THE SUNDAY TIMES

London, England

18 November 1951

 

Devilish Silly.

 

 

The Magic of My Youth. By Arthur Calder-Marshall. (Hart-Davis. 12s. 6d.)

The Great Beast: The Life of Aleister Crowley. By John Symonds. (Rider. 21s.)

 

By RAYMOND MORTIMER

 

In his volume of memoirs Mr. Calder-Marshall is sometimes frankly romancing. Like Mt. Nicolson in "Some People," he starts with real experiences and persons, then proceeds to improve them. The result is most delectable. His ear for dialogue, his ease in narrative and his sense of character are all exceptional. I wish only that the book were twice as long.

     

He recreates for our entertainment persons who caught his imagination in his salad days, a minor poet, a middle-aged woman in revolt against convention, and a socially ambitious, fraudulent fellow-undergraduate—all of them "arty," absurd, pathetic. He writes of these with sympathy, of his father and elder brother with affection. The tone of the book is no less pleasing than the style.

     

There is—or there used to be—something specially exciting to an adolescent imagination in the elaborate arcane cults left over from the Nineties, St. Rose of Lima sharing with Pan the incense purchased from Messrs. Mowbray: weirdly beautiful and, besides, such fun! The classic account of this phase in growing up is to be found in Mr. Compton Mackenzie's "Sinister Street."

     

A figure who, of course, excited young Mr.

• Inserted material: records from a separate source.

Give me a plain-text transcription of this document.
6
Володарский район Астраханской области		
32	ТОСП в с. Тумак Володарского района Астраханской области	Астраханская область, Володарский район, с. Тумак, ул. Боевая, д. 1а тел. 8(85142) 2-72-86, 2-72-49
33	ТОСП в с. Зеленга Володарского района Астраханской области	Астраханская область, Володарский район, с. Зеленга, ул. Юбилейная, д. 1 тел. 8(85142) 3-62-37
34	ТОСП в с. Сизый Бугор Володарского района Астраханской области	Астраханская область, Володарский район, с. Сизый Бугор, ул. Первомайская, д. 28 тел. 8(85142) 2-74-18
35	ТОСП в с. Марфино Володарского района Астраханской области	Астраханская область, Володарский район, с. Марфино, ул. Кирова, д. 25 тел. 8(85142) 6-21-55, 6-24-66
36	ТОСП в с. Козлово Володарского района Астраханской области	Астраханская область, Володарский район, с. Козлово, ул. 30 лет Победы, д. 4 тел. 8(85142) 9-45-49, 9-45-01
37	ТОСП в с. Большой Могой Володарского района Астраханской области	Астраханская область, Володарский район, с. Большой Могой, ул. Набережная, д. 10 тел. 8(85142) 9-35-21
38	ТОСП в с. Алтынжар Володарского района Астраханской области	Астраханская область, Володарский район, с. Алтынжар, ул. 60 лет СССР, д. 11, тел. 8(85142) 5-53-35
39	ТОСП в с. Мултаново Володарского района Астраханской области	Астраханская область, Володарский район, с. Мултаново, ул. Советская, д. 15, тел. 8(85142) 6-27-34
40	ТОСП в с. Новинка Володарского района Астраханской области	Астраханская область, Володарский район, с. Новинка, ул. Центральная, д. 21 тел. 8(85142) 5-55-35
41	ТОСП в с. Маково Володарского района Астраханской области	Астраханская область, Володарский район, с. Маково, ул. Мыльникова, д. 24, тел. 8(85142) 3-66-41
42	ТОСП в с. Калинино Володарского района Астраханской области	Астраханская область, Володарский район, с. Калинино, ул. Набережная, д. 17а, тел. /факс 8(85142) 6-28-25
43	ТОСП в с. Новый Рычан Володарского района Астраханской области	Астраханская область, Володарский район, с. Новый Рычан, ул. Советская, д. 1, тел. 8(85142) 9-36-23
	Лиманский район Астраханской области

Calder-Marshall's curiosity was Aleister Crowley, and he invited him to read a paper at Oxford. Did not the popular Press assert that he was the wickedest man in the world? Rumour spoke of "strange" drugs and "nameless" orgies in the "Abbey" at Cefalù to which he lured his innocent victims. He had sacrificed a goat to a youth, or was it only a youth to a goat?

     

To Mr. Calder-Marshall he looked like a stockbroker. I met him once, and also found him anything but sinister. He might have been a bookie who had retired because he had grown too fat to welsh; nor did the kilt he was wearing make his person more enigmatic. I expected to be touched for ten bob. His literary executor, doing his best to take him seriously, recounts his life in "The Great Beast," in which some comical details relieve a long tedious and occasionally disgusting tale of mumbo-jumbo.

     

Crowley was the son of a rich Plymouth Brother, and the puritanical rigours of his childhood left him, in his own words, a mental and moral weakling," consumed with hatred for all restraint and for the God in whose name his childhood had been made a misery. So he took to black magic. Its fatuous jargon and nasty practices not only satisfied his romanticism but brought under his influence other weaklings and neurotics, thus gratifying his itch for power and sexual promiscuity. He gave his disciples habit-forming drugs, several went mad and killed themselves. I suspect that they became his disciples because they were deranged already.

     

The young Crowley could be quite entertaining. (This hardly emerges in his biography, but there is a portrait of him in an early, most uncharacteristic novel by Mr. Maugham [Somerset Maugham], "The Magician.") He seems to have had gifts also as a mountaineer. He was, however, too second-rate to succeed in anything even in his strenuous attempts to be very, very wicked. Muttering hocus-pocus, he would baptize a frog (how could anyone be so humourless?), then crucify it and eat the legs—cooked but apparently not meunière. I doubt whether this performance, meant to impress the Powers of Darkness, would greatly interest even the R.S.P.C.A. Nor, in a period defiled by the authentic evil of the SS and Ogpu, can we be expected to shudder at Crowley's unhygienic carryings-on with loose and hysterical women.

     

He doted on fancy dress (vaguely Oriental) and fancy names. He called himself Brother Perdurabo, Baphomet, Ipsissimus, The Great Beast 666 and Sir Alastor de Kerval; his friend Miss Leah Faesi [Leah Hirsig], was known variously as Alostrael, Babalon, the Contessa Léa Falkland and the Ape of Thoth; Mrs. Ninette Shumway (née Fraūx) became Sister Cypris, while Frater Omnia Pro Veritate was the name preferred (who can blame him?) by poor Mr. Norman Mudd.

     

The whole crew, including Crowley, excite more pity than indignation. They had no defence against their own silliness, debility and bad taste. Unable to find consolation in traditional religion, in reason or in art, they had to take refuge in the vulgarest make-believe.